Il y a des jours où l’on ne comprend plus rien. Des jours de connerie grave. K.O. technique. Debout au milieu du ring, on a pris sa branlée et on en redemande, les arcades éclatées par les coups, la mains tout enflées à force de marteler en vain un adversaire qui sait se couvrir. Et derrière soi on entend l’entraîneur qui jette l’éponge pour éviter qu’on s’en prenne une autre, celle qui vous transformera pour le compte la dure-mère en tôle ondulée.
On voit rouge, mais c’est seulement parce qu’on a les yeux qui saignent.
Le soir où au Passant on a appris que la décision d’une étude par le parlement européen de la faisabilité de la taxe Tobin avait été repoussée à cause de l’abstention ou du vote contre des députés d’extrême-gauche, on était à peu près dans cet état-là.
Parce que voyez-vous, au Passant, on n’est pas d’accord sur tout, encore heureux, mais en gros on est assez sévèrement de gauche. Et on considère que la taxe Tobin, si elle était appliquée, serait un outil précieux pour transférer une part (infime) des profits financiers vers des domaines ou des secteurs de la vie sociale, dans les pays industrialisés comme dans ceux du Sud, sinistrés par les bourrasques de la globalisation. Voilà. C’est la raison pour laquelle, dès le début, notre revue a adhéré à ATTAC qu’elle a contribué, avec d’autres, à lancer sur Bordeaux.
Tout en sachant que cette taxe ne bouleversera pas à elle seule les inégalités, les injustices, encore moins la domination du capitalisme sur la planète. Ce serait sous-estimer dangereusement un adversaire qu’on sait retors, adaptable, brutal, bête et méchant, mais capable de faire preuve, pour survivre ou étendre l’ampleur de ses ravages, d’une intelligence de grand prédateur. Une sorte de tueur psychopathe qui bosse selon les circonstances à la tronçonneuse ou au laser, et qui vient montrer sa gueule d’ange à la télé en débitant ses obscénités d’une voix cajoleuse. Bref, la taxe Tobin ne suffira pas.

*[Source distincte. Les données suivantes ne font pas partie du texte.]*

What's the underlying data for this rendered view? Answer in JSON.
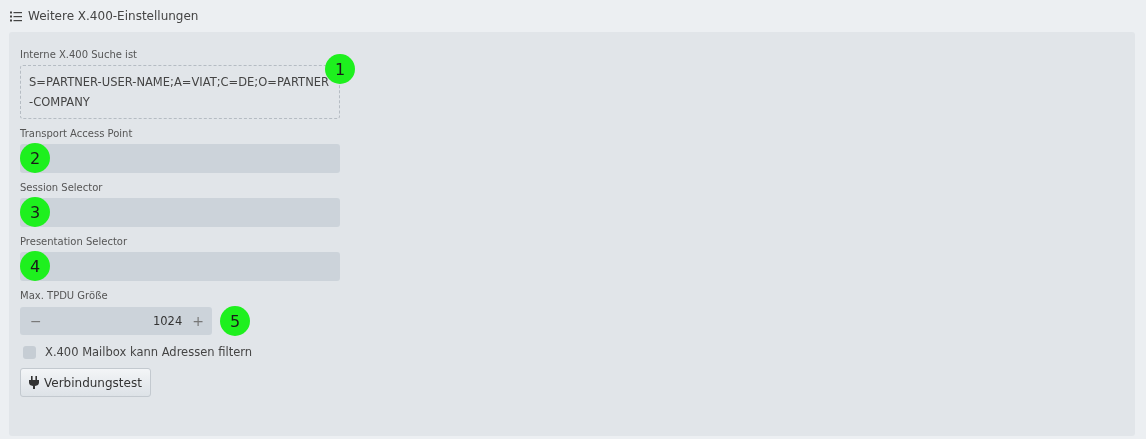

Mais il faut prendre en considération l’immense débat qui entoure cette proposition depuis qu’elle a été lancée, il y a deux ans, par le Monde diplomatique : la simple idée qu’on puisse toucher à quelques œufs d’or couvés par les poules carnivores de la finance internationale, alors que depuis près de vingt ans l’opinion publique s’enfonçait peu à peu dans la conviction que l’ordre des choses ne pourrait jamais plus être remis en cause, fût-ce partiellement, cette idée-là simple et réalisable, montre la voie, ouvre les yeux, secoue les torpeurs intellectuelles. Elle fait du bien. Elle donne de l’espoir, justement. C’est un coin enfoncé dans une forteresse de béton. C’est une éraflure au flanc d’un monstre d’acier que beaucoup croyaient désormais inoxydable.
Un point de levier. Rien d’autre. C’est assez rare pour qu’on le néglige sous prétexte que le pied de biche est peint en jaune ou en violet.

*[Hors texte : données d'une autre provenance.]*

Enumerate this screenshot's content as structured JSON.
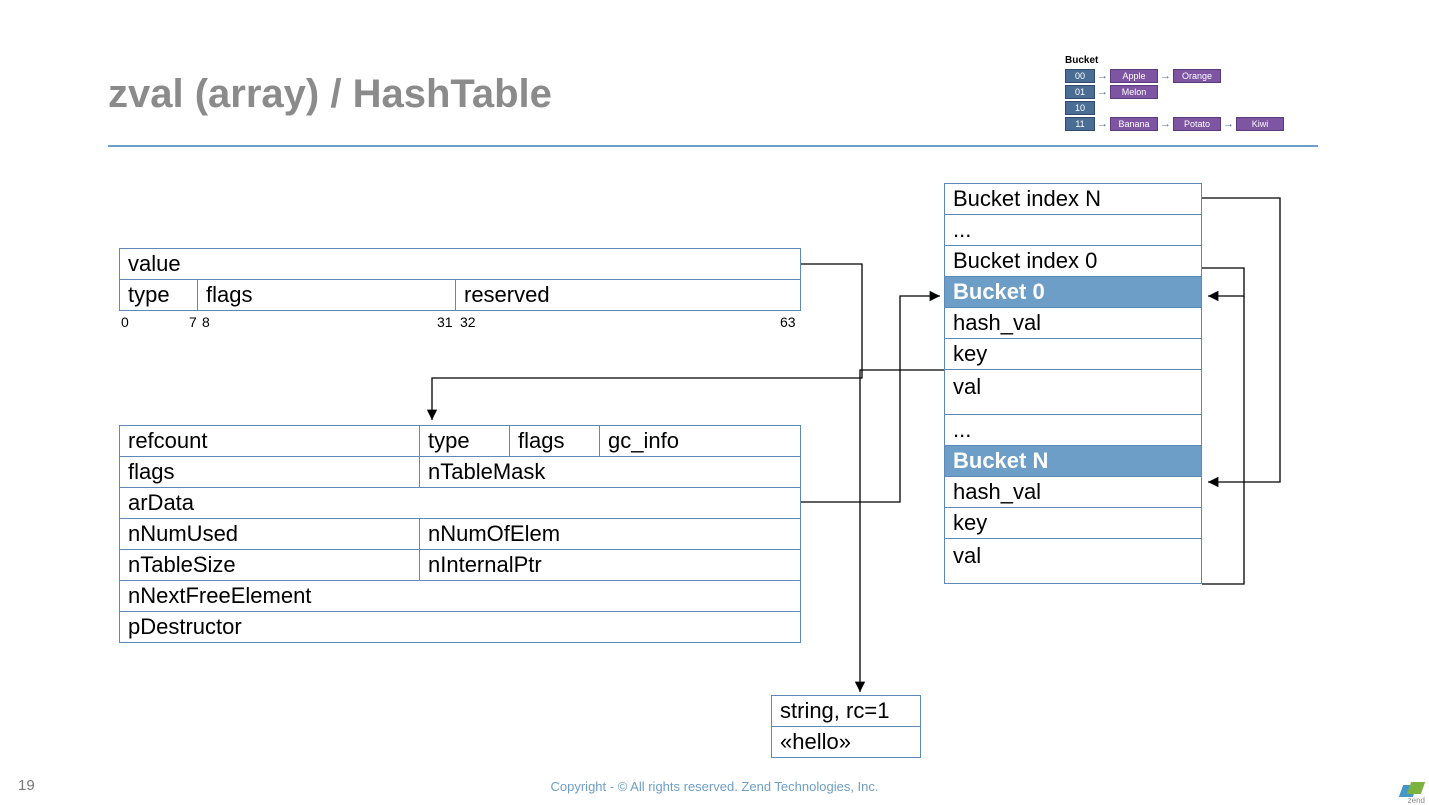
{
  "title": "zval (array) / HashTable",
  "footer": "Copyright - © All rights reserved. Zend Technologies, Inc.",
  "page": "19",
  "zval": {
    "value": "value",
    "type": "type",
    "flags": "flags",
    "reserved": "reserved",
    "bits": {
      "b0": "0",
      "b7": "7",
      "b8": "8",
      "b31": "31",
      "b32": "32",
      "b63": "63"
    }
  },
  "ht": {
    "refcount": "refcount",
    "type": "type",
    "flags": "flags",
    "gc_info": "gc_info",
    "flags2": "flags",
    "nTableMask": "nTableMask",
    "arData": "arData",
    "nNumUsed": "nNumUsed",
    "nNumOfElem": "nNumOfElem",
    "nTableSize": "nTableSize",
    "nInternalPtr": "nInternalPtr",
    "nNextFreeElement": "nNextFreeElement",
    "pDestructor": "pDestructor"
  },
  "buckets": {
    "idxN": "Bucket index N",
    "dots1": "...",
    "idx0": "Bucket index 0",
    "b0": "Bucket 0",
    "hash": "hash_val",
    "key": "key",
    "val": "val",
    "dots2": "...",
    "bN": "Bucket N"
  },
  "str": {
    "meta": "string, rc=1",
    "val": "«hello»"
  },
  "mini": {
    "header": "Bucket",
    "rows": [
      {
        "slot": "00",
        "items": [
          "Apple",
          "Orange"
        ]
      },
      {
        "slot": "01",
        "items": [
          "Melon"
        ]
      },
      {
        "slot": "10",
        "items": []
      },
      {
        "slot": "11",
        "items": [
          "Banana",
          "Potato",
          "Kiwi"
        ]
      }
    ]
  },
  "logo": "zend"
}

C’est pourtant l’espèce de luxe inouï que se sont offert les députés européens de la LCR et de LO, le 19 janvier dernier à Strasbourg. Ils ont fait capoter un vote préliminaire de 6 voix, les leurs. La LCR en s’abstenant (on notera le courage politique), LO en votant contre (on notera l’indécrottable bêtise de cette secte dirigée dans la coulisse par une espèce de gourou milliardaire... d’ailleurs, s’agit-il vraiment de bêtise ? Ne serait-on pas face à une entreprise mûrement réfléchie de sabotage ?). Évidemment, ils sont bien emmerdés, à présent. Surtout du côté de la Ligue(2), qui ne cesse depuis de diffuser des argumentaires et des explications de vote : on a voté, qu’ils bégaient, des points de la déclaration, et puis pas d’autres, because trop de compromis avec la droite libérale, et bla, et bla. Reste que le résultat est le même.
On est toujours en face du même fantasme de la pureté révolutionnaire, et de l’aveuglement du tout ou rien. Aveuglement désespérant. Contrairement à ce qu’on pourrait penser, les gauchistes tiennent sans cesse un discours désespérant : ils placent la barre de leurs exigences si haut qu’ils interdisent au commun des mortels de la franchir un jour. Leur avenir dure tellement longtemps qu’il n’est qu’une promesse de vieillir, la seule qu’ils seront jamais capables de tenir. L’extrême-gauche nous engage à mourir usés et vaincus. C’est une idéologie du martyre pour laquelle il est inutile d’empêcher les crucifixions tant que la fabrique de clous n’est pas dirigée par un soviet avec droit de tendance et bulletin intérieur. Et je ne suis pas sûr que les supplices cesseraient, même dans ce cas de figure : quand on est si pur, on aime bien nettoyer.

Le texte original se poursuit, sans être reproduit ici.